On September 18, 2014, FERC issued an order addressing Order No. 1000 compliance filings, and requests for rehearing regarding prior compliance filings, for the parties within the ColumbiaGrid Transmission Planning region in the Pacific Northwest.  In doing so, FERC clarified the role of public power entities in the regional transmission planning process, explaining that if a public power entity chooses to enroll in a regional transmission planning process, it is bound to the resulting cost allocation determinations.  However, FERC also approved a mechanism whereby a public power entity could refrain from enrolling in the process while still being included in its respective planning process.  Under this framework, if a public power entity is subsequently allocated costs under the regional cost allocation method, it could separately determine whether it would accept those costs based on its statutory authorities.

In the initial Order No. 1000 compliance filings for the ColumbiaGrid Transmission Planning region, the transmission planning process included a non-binding cost allocation provision.  Unlike other parts of the country, approximately 75 percent of the transmission service in the Pacific Northwest region is provided by one public power entity, the Bonneville Power Administration (“Bonneville”).  As such, the ColumbiaGrid parties indicated that participation by Bonneville, as owner and operator of the majority of the transmission service in the region, was necessary in order to address transmission planning for the region under the Order No. 1000 planning process.

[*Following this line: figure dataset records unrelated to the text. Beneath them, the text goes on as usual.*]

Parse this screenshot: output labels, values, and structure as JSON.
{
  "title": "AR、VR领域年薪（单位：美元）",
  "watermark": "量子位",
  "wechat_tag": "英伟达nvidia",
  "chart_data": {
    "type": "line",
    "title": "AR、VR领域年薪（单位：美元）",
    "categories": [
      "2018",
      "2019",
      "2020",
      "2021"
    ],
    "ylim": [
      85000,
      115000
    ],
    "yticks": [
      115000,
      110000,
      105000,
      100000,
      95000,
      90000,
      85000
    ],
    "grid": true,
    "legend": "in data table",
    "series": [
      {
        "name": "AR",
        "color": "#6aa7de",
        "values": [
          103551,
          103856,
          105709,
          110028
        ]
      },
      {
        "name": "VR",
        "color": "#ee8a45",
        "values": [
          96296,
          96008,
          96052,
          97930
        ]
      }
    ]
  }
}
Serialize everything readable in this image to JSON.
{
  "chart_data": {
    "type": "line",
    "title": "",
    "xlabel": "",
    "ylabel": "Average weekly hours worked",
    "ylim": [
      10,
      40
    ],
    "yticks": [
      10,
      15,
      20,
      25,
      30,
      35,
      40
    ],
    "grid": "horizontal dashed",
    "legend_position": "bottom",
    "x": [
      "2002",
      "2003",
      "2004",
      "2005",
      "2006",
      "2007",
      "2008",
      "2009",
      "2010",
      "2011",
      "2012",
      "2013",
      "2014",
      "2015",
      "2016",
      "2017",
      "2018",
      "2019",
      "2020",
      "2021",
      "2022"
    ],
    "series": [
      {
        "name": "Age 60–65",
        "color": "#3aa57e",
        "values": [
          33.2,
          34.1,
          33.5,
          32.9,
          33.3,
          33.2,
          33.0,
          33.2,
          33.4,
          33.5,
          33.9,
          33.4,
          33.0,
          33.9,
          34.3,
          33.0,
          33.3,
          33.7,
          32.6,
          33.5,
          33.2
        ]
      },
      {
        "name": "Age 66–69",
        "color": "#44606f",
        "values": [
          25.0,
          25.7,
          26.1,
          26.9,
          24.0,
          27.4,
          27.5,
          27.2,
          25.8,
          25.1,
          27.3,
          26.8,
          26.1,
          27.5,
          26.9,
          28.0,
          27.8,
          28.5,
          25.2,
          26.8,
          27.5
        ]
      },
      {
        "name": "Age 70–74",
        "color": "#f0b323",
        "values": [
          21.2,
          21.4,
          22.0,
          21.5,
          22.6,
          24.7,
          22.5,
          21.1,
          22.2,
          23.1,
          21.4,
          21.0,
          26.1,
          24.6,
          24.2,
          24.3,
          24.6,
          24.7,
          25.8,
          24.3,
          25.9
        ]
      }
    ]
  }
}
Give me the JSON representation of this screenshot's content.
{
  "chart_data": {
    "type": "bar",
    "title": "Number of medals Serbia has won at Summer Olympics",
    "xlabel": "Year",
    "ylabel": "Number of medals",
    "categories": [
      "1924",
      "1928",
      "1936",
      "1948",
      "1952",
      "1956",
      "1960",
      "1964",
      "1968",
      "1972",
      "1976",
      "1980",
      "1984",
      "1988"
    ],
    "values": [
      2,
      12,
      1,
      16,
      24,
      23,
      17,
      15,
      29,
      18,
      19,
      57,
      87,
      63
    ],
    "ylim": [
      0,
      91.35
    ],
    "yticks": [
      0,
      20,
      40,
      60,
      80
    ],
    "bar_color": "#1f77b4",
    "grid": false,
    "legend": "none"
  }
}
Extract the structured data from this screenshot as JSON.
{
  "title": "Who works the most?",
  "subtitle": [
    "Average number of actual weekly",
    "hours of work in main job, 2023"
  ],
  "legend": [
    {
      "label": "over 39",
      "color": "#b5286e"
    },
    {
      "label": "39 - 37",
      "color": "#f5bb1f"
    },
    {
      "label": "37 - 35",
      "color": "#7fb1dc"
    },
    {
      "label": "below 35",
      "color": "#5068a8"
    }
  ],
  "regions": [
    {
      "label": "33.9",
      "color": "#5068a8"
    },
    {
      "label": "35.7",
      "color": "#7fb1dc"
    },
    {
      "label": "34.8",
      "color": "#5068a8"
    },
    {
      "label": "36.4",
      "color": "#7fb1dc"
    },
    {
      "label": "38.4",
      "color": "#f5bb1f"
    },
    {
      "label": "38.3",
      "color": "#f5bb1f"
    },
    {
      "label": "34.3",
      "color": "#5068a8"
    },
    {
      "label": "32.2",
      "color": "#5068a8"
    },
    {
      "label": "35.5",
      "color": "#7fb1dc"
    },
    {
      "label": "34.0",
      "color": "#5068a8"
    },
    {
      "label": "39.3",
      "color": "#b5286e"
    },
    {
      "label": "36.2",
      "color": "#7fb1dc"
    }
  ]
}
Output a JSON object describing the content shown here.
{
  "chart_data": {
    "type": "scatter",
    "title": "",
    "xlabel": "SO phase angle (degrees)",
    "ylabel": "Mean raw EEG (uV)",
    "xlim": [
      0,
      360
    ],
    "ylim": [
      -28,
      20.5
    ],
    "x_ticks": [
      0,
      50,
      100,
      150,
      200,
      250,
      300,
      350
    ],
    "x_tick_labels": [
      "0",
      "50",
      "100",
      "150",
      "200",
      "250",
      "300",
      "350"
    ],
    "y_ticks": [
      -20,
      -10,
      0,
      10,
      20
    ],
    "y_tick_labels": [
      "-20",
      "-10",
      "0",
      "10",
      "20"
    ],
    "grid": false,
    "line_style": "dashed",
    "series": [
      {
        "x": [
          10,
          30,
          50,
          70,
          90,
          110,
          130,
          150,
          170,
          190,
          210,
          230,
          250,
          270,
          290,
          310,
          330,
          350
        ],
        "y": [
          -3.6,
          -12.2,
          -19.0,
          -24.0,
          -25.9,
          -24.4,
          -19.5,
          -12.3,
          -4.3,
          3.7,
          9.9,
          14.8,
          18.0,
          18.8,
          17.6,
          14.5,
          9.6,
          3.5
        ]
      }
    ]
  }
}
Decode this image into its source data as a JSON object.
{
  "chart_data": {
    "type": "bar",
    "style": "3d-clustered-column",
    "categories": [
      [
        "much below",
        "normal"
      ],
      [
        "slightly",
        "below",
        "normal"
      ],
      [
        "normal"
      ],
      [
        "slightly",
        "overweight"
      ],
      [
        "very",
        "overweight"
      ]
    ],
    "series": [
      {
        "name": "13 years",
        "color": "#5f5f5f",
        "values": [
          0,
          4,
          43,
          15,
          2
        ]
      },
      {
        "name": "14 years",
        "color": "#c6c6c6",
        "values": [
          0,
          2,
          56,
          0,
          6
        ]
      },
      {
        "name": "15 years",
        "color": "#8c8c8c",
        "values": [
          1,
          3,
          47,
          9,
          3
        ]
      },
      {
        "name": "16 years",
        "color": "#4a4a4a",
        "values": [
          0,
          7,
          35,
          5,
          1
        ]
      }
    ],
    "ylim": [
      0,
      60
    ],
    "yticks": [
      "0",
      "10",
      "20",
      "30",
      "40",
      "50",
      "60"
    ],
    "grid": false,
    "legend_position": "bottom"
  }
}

Meanwhile, Bonneville argued that, due to its separate statutory obligations, it could not submit to a mandatory cost allocation mechanism, and instead must be allowed to independently decide whether it will accept such costs.  As a result, the ColumbiaGrid parties explained that the non-binding cost allocation provision included in their original compliance filings was necessary in order to allow for Bonneville’s participation in the regional planning process.  Despite these concerns, FERC directed the ColumbiaGrid parties to revise their submissions, explaining that in order to comply with the cost allocation requirements of Order No. 1000, cost allocation determinations for transmission projects selected in the regional transmission plan for purposes of cost allocation must be binding.

The ColumbiaGrid parties each requested rehearing on the Commission’s initial order on compliance, and with the exception of Bonneville, made compliance filings to address FERC’s order in the interim.  In response to these filings, the Commission first found that Avista Corporation and Puget Sound Energy, Inc. alone satisfied the scope of what qualifies as a region under Order No. 1000, and that Bonneville’s participation is not necessary for the ColumbiaGrid joint planning processes to be considered regional.  FERC then accepted, as modified, the ColumbiaGrid parties’ compliance filings proposal to allow a public power entity to either (1) enroll in the transmission planning process and be bound by the relevant cost allocation provisions, or (2) refrain from enrollment but still request to be included in the transmission planning determinations, while separately deciding through its own process whether or not to accept any resulting cost allocation.